Finding solutions for those in need

Roche affiliates around the world recognised early that cancer patients were among those being left behind in the race to combat the pandemic. And they were determined to find new and innovative ways to help.

“The situation in Italy was difficult; it was one of the most hard-hit countries,” says Luca Lattanzi, Brand Manager of Precision Medicine at Roche.

In some ways, it was the perfect storm for the pandemic: The risk of cancer increases with age, and almost a quarter (23.1%) of Italy’s population is estimated to be 65 years and older – the largest percentage of elderly in Europe in 2019. Research shows that coronavirus is more of a threat to older people, who, if they get the disease, are more likely to have a severe case.

“We learned from our own field force and physicians that cancer patients in Italy were not always able to go to hospitals to undergo testing or treatments,” Luca says. “The first lockdown was the spark that pushed us to think outside the box and come up with a way to help.”

One of the solutions? A liquid biopsy in the form of a simple blood draw, performed directly in the patient’s home by a traveling nurse. The nurse arrives at a specified time, draws two vials of blood and packages them for courier pickup within four hours.

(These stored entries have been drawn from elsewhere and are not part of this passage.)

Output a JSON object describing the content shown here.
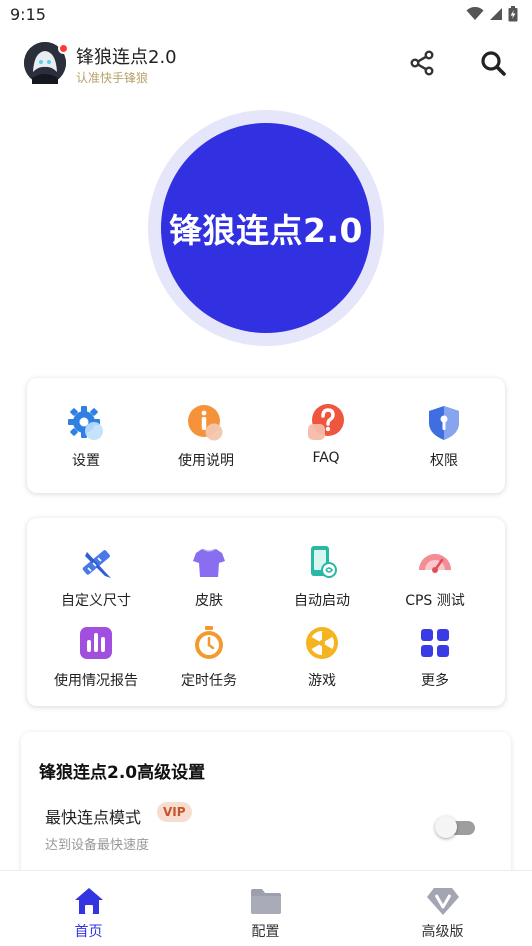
{
  "status_bar": {
    "time": "9:15"
  },
  "header": {
    "title": "锋狼连点2.0",
    "subtitle": "认准快手锋狼",
    "share_icon": "share-icon",
    "search_icon": "search-icon"
  },
  "main_button": {
    "label": "锋狼连点2.0"
  },
  "quick_menu": [
    {
      "label": "设置",
      "icon": "gear-icon"
    },
    {
      "label": "使用说明",
      "icon": "info-icon"
    },
    {
      "label": "FAQ",
      "icon": "question-icon"
    },
    {
      "label": "权限",
      "icon": "shield-icon"
    }
  ],
  "features": [
    {
      "label": "自定义尺寸",
      "icon": "ruler-pencil-icon"
    },
    {
      "label": "皮肤",
      "icon": "tshirt-icon"
    },
    {
      "label": "自动启动",
      "icon": "phone-auto-icon"
    },
    {
      "label": "CPS 测试",
      "icon": "speedometer-icon"
    },
    {
      "label": "使用情况报告",
      "icon": "bar-chart-icon"
    },
    {
      "label": "定时任务",
      "icon": "stopwatch-icon"
    },
    {
      "label": "游戏",
      "icon": "game-wheel-icon"
    },
    {
      "label": "更多",
      "icon": "grid-more-icon"
    }
  ],
  "advanced": {
    "title": "锋狼连点2.0高级设置",
    "option_title": "最快连点模式",
    "option_badge": "VIP",
    "option_desc": "达到设备最快速度",
    "option_enabled": false
  },
  "bottom_nav": [
    {
      "label": "首页",
      "icon": "home-icon",
      "active": true
    },
    {
      "label": "配置",
      "icon": "folder-icon",
      "active": false
    },
    {
      "label": "高级版",
      "icon": "diamond-v-icon",
      "active": false
    }
  ],
  "colors": {
    "primary": "#3131e2",
    "ring": "#e6e6fb",
    "vip_bg": "#f7ddd0",
    "vip_text": "#c8542c"
  }
}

The vials are sent to a special lab, which can test a tumour for genomic alterations, giving the doctor and patient greater insight to target treatment options.

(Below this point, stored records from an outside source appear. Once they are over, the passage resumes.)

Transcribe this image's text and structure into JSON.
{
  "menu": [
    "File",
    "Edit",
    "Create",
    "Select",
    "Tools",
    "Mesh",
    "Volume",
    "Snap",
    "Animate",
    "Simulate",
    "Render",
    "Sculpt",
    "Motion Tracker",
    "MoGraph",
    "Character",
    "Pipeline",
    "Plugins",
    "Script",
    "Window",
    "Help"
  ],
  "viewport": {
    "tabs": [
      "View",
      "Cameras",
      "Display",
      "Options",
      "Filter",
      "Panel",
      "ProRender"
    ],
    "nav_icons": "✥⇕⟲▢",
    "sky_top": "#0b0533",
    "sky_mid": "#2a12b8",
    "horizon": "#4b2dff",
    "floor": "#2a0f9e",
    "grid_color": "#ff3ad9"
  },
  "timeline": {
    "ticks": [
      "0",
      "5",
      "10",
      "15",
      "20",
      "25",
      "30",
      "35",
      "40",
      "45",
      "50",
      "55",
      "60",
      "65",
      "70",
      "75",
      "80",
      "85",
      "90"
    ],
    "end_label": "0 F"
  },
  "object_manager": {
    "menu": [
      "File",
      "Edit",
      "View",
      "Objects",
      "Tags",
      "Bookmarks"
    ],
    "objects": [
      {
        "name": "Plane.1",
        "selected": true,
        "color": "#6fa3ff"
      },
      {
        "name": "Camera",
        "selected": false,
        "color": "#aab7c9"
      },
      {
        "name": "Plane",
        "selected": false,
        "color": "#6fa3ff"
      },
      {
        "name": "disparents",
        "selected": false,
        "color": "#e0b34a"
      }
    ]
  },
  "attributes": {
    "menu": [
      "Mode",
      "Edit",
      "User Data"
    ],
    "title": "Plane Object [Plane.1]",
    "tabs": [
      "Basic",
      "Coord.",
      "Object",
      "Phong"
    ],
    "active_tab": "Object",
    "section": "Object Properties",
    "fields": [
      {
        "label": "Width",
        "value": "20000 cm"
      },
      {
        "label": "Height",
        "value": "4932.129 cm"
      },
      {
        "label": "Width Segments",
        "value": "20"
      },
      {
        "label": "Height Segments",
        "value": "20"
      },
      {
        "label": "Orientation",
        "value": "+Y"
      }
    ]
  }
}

How mobile blood draw works

  1. Healthcare provider orders the liquid biopsy test; sends privacy consent forms to patient
  2. Patient signs forms by email or video/audio recording
  3. Patient information is uploaded to a secure system
  4. Nurse arrives at patient home with kit and pre-printed patient form
  5. Nurse performs blood draw, fills the box and seals it, and leaves with any biowaste
  6. The blood sample is refrigerated by the patient and collected by courier within 4 hours.


Each cancer, like each person, is unique

Every person has a unique set of genetic instructions, called a genome. Cancer is a disease of the genome, caused by genomic alterations that make a tumour grow. Comprehensive genomic profiling, or CGP, is a powerful tool for proper diagnosis and treatment planning. It tests a tumour’s DNA for more than 300 genomic alterations, and offers a summary of treatment options based on the alterations identified. This gives the doctor and patient options for care that are tailored to the individual causes of the disease.

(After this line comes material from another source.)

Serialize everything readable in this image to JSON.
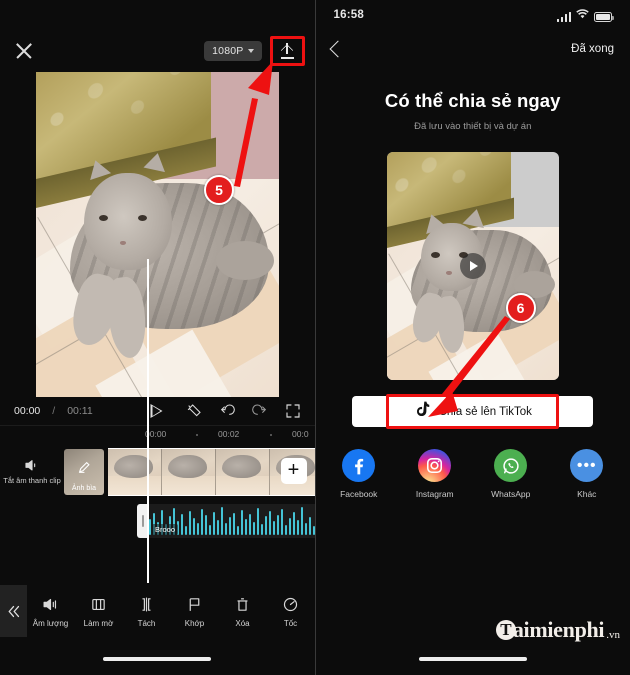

Comprehensive genomic profiling can be performed through a tissue biopsy, where a tissue sample is taken from the body, which is invasive and must be done in a hospital or clinic. Liquid biopsies (blood draws) give people with cancer a minimally invasive way to identify a targeted cancer therapy. For example, lung cancer patients whose disease has progressed may have less tissue available for biopsy, or the tumour may be in a hard-to-reach location.

“There’s also the mental side of it,” says says Paulo Neto, Customer Experience Lead for Personalised Healthcare and Foundation Medicine, part of the Roche Group. “People are more comfortable and confident in their homes. So the blood draw is in their own space, their place of shelter. That emotional part is very important; we are coming to them on their terms. We are talking about cancer patients, and many of them are already fragile in their condition.”


What is liquid biopsy?

Comprehensive genomic profiling with liquid biopsies involves drawing only two vials of blood, and eliminates or minimises time spent in hospitals or clinics. For those who are already weak, it also removes the need to travel long distances for testing. The solution ensures privacy, gives patients safe, timely access to essential diagnostics, and provides invaluable insight to patients and their doctors to help personalise treatment.


How liquid biopsy works

Liquid biopsies test for solid tumours; it detects circulating tumour DNA, shed by the tumour, in the patient’s blood. This opens the option for comprehensive genomic profiling to more patients, regardless of where they are located or the circumstances of the pandemic. Every cancer is unique, and this innovation makes truly personalised cancer care a reality for more patients across the globe.